I will just elaborate and then I will stop. On Report in the other place, the right honourable Mel Stride said of what was then new Clause 49, now Clause 140:

“The first we heard of it was not in Committee”—


there were 12 sittings of that, until 2 November—“or in September”, when the tax measures were announced, “but on Wednesday evening”. This was Monday evening, and the first they had heard of it was the previous Wednesday evening when the amendment was tabled. So it was strictly last-minute but, even in the time available, a significant number of Members of the Conservative parliamentary party in the other place had their reservations. The clause was passed with a majority of just 26, with 19 Conservative Members of Parliament voting against it. Quite a number spoke, including Kevin Hollinrake, who said that

“there is no doubt that the way that the cap works means that it is less generous for those with more modest assets.”—[Official Report, Commons, 22/11/21; cols. 115-47.]
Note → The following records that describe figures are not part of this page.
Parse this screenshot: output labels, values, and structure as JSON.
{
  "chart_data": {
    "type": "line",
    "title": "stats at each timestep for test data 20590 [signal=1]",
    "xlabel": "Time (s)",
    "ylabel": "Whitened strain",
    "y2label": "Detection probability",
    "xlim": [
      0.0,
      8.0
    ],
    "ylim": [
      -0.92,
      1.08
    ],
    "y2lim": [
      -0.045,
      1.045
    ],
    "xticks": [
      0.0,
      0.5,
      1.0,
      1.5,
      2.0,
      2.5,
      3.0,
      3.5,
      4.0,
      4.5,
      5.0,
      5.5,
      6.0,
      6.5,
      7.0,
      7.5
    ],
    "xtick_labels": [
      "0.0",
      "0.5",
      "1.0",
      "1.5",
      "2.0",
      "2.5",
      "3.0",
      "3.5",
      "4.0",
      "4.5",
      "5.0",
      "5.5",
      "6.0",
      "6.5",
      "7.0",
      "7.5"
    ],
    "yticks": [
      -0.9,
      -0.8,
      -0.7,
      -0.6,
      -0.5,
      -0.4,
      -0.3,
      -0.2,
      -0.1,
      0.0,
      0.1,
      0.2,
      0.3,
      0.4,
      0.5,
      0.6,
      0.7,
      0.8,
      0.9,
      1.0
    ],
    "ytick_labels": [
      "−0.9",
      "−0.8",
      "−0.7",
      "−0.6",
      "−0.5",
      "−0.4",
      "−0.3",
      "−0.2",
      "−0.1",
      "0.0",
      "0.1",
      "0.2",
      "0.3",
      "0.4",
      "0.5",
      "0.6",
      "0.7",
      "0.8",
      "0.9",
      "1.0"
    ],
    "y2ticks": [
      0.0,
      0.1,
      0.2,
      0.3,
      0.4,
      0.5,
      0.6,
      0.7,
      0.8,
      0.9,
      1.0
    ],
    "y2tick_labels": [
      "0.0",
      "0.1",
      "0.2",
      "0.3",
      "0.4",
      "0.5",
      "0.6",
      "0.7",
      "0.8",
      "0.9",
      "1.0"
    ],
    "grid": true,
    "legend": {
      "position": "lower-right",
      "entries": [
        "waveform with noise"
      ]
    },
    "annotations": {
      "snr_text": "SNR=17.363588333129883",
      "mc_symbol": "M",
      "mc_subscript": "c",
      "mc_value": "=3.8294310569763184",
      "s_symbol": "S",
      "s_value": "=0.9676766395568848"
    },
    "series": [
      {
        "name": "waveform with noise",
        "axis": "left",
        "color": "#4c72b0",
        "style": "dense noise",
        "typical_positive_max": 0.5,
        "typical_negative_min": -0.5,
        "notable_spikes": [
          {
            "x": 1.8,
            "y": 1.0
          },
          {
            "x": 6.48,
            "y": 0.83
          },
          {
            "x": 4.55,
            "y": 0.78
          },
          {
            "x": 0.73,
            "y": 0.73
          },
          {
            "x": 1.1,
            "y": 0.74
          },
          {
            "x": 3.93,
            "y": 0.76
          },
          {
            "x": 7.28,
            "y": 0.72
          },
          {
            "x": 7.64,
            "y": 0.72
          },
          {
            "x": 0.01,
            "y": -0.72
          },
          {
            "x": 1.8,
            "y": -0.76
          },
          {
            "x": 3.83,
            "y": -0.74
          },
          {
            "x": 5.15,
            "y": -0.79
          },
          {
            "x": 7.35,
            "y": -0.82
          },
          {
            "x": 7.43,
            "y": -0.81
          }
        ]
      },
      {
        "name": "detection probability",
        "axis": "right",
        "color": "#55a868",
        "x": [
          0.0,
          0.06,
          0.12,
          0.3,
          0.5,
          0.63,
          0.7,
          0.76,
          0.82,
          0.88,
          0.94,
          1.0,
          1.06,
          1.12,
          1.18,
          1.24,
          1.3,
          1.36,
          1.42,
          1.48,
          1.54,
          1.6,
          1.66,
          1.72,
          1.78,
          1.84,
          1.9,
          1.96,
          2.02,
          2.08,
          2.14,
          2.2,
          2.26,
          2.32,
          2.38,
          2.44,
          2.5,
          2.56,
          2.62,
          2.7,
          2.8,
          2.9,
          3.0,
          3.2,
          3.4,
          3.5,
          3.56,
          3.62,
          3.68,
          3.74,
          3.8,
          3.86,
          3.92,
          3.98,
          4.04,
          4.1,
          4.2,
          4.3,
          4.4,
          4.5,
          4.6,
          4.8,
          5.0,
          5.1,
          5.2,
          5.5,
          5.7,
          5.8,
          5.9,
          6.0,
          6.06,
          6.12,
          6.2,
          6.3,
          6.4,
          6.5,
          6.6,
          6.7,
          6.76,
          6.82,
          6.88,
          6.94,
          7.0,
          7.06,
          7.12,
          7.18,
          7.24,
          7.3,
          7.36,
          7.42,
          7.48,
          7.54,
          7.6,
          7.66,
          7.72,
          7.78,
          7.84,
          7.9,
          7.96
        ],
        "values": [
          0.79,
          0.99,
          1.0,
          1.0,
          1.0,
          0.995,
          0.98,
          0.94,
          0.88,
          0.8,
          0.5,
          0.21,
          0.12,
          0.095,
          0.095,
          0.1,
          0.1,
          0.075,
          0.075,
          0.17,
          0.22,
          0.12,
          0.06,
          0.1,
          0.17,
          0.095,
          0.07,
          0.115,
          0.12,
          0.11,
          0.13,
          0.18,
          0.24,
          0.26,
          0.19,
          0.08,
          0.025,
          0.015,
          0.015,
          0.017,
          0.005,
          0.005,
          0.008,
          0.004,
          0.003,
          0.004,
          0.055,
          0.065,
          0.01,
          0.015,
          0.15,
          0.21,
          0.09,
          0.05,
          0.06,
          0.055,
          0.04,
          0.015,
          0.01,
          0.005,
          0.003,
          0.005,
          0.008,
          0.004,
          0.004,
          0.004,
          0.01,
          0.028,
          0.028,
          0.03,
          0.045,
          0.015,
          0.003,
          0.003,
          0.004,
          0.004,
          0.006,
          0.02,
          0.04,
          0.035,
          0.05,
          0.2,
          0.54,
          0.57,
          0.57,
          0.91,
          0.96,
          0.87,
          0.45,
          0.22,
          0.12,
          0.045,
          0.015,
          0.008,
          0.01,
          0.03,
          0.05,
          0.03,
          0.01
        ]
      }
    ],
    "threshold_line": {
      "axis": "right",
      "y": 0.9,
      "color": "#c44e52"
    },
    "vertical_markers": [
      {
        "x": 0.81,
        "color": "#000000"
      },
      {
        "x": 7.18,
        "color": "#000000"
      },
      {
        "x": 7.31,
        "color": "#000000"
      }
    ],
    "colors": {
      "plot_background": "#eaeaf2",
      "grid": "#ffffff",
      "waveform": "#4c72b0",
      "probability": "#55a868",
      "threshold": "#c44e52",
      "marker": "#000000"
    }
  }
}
The objective—which, as I remember, was calculated on the back of the Dilnot report—should be that, broadly speaking, whatever your level of assets, there is a maximum level of loss of assets resulting from the implementation of the cap with a means test. If I remember correctly, it was about 45% loss of assets for those with the least assets; it would not exceed that. Of course, for people with lots of assets, the loss of their assets is significantly below that percentage. But now we have ended up with people with a large amount of assets having a potentially very low loss of assets and they are the principal gainers; people with very few assets, but some, may well lose them all. This cannot be right, and it cannot be fair. It is quite clear that Members of the other place, including a significant number of Conservatives, want to think about this again. When it comes to Report, if we take Clause 140 out, we will rightly give them the opportunity to do so.